Thursday, 29 August 2013

Who would pay 7% real interest rates?

Superannuation policy is a political mess in NZ and many would agree that something needs to be done. In steps Peter Dunne with a something: choose your own retirement age.

Economists often argue that more choice is better than less. Discarding unwanted options is costless, so what could be wrong with having more of them? Well, choosing does take effort which is a cost that some prefer to avoid. Also, foregoing good options could make you less happy.

But rather than quibble, lets check out Mr Dunne's idea. Basically he'd require you to choose between a smaller annual superannuation payment starting earlier, or nothing for a few years and then a larger annual sum. Here is the example he presents...
“...on current superannuation levels, a couple who get $522 a week today when they turn 65 could choose to wait to 70 and get $840 a week. Equally if they instead chose to wait just two years and get super at 67, they would get $630 a week.
Here's how it works out.
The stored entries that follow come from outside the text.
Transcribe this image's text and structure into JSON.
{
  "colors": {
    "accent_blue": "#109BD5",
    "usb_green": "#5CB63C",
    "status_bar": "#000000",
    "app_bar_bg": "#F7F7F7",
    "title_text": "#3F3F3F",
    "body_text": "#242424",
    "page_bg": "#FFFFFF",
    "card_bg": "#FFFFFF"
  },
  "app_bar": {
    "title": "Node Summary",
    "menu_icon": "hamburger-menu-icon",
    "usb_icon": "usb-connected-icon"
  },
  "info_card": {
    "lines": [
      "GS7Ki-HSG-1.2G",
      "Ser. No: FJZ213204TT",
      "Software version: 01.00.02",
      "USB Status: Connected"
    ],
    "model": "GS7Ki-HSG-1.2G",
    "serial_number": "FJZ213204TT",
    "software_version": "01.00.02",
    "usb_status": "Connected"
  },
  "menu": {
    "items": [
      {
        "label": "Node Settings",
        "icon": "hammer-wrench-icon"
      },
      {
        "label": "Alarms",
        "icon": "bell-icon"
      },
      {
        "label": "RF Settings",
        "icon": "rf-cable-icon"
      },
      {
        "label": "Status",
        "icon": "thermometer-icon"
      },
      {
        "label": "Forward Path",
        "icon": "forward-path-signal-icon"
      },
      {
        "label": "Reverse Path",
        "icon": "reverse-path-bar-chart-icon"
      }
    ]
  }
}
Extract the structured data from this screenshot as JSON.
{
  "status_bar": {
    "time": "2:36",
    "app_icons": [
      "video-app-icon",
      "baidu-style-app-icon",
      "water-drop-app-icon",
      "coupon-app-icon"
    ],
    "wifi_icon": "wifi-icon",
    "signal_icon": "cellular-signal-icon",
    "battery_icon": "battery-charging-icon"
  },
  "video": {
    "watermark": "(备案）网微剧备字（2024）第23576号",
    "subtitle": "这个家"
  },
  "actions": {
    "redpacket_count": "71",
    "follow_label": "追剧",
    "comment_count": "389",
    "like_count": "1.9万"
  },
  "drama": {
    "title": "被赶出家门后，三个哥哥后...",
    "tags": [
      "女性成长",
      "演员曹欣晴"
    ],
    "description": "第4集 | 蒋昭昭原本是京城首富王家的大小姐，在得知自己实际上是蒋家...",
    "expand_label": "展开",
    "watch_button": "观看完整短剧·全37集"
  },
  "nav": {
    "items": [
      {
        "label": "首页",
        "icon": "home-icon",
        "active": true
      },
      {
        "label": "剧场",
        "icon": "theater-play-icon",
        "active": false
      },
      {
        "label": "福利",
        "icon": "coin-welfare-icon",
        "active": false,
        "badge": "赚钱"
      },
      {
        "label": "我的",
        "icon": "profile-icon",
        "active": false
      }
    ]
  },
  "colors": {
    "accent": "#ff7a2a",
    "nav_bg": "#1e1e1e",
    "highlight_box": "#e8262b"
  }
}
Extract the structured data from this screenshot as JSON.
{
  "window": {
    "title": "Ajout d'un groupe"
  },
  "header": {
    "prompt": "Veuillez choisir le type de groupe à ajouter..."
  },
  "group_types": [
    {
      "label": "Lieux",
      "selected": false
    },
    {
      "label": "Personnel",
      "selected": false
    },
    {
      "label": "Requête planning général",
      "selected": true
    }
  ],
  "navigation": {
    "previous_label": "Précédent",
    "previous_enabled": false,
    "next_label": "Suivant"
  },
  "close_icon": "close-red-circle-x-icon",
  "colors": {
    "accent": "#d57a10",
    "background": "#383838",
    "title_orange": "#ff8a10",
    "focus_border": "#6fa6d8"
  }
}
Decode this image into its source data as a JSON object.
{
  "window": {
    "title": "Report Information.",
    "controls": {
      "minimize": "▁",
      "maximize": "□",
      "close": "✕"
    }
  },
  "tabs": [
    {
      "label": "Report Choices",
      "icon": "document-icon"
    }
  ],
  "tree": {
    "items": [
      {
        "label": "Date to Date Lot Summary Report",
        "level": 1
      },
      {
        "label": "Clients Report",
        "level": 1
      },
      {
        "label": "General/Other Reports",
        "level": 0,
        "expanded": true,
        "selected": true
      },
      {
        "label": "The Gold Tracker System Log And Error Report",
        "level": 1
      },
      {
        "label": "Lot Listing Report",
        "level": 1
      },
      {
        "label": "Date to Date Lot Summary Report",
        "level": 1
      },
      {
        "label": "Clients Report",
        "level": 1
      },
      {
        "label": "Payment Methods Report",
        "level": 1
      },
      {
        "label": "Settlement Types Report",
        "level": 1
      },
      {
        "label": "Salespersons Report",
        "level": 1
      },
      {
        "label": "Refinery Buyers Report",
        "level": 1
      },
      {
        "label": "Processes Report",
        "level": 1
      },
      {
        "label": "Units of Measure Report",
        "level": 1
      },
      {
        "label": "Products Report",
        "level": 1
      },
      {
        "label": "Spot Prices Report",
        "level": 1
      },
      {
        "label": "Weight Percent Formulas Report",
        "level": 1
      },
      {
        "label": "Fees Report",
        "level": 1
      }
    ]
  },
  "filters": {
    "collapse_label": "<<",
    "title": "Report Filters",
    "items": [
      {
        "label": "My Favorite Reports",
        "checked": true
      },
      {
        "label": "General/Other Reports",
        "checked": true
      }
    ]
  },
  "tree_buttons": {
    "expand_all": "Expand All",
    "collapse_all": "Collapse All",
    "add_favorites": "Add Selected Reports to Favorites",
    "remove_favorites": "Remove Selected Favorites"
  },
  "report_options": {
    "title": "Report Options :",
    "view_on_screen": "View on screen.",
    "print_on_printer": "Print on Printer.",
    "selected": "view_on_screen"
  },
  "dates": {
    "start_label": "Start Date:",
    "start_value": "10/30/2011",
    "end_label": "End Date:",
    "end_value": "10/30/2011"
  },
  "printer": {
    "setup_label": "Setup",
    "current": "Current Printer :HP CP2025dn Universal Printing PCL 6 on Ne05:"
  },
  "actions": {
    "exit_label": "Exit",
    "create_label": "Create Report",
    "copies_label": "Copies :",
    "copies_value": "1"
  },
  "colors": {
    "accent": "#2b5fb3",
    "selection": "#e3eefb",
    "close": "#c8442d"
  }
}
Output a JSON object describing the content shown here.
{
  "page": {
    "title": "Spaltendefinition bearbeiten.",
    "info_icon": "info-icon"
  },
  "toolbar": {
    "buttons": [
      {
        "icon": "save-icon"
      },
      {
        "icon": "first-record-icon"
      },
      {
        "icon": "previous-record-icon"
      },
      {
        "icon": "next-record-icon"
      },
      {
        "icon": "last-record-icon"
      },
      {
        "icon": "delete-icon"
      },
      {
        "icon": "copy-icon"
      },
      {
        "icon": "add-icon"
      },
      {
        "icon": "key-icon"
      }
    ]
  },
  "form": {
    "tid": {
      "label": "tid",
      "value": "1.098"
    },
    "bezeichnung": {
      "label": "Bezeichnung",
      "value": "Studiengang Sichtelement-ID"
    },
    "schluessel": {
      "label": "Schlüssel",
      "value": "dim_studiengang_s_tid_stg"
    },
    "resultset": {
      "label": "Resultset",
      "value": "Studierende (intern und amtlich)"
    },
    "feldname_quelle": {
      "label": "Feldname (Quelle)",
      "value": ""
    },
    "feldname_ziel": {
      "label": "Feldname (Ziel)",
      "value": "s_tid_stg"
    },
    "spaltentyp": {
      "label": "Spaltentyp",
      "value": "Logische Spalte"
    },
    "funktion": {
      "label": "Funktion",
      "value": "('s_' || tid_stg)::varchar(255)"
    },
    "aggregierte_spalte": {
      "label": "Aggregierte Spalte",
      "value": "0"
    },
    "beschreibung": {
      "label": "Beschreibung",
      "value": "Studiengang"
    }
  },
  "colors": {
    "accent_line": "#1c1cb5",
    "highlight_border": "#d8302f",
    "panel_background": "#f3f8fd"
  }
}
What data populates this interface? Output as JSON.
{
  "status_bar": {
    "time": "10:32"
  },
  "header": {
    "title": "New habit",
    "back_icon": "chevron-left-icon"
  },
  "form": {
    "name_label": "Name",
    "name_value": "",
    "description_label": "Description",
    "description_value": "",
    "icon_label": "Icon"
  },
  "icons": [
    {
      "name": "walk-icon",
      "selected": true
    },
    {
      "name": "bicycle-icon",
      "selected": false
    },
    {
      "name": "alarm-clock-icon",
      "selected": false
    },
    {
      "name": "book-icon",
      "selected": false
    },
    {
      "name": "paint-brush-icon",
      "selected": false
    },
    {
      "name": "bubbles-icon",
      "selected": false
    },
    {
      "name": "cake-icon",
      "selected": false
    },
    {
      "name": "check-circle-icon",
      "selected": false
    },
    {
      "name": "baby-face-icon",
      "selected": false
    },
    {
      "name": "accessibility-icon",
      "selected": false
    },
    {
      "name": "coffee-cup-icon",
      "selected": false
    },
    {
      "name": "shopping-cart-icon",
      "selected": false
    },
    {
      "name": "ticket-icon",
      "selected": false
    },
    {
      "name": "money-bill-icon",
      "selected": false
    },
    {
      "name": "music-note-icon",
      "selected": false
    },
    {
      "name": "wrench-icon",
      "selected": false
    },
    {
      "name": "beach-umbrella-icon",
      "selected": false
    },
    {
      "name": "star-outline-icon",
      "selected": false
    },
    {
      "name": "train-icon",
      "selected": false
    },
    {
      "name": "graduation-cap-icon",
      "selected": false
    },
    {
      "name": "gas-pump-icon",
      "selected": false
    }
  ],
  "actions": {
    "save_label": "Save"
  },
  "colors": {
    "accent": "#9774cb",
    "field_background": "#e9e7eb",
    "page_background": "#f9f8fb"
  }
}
If you expect to live to age 85, taking the money early is effectively borrowing at around 7%. Superannuation is inflation indexed, so that's a real borrowing rate. Add another 2% or so for inflation and compare the result with mortgage rates of around 5%.

Conclusion 1: picking the early option would only make sense if you are cash constrained (i.e. poor) or don't expect to live to 85.

Conclusion 2: this would effectively raise the superannuation age while arguably sticking to the letter of one's election promise.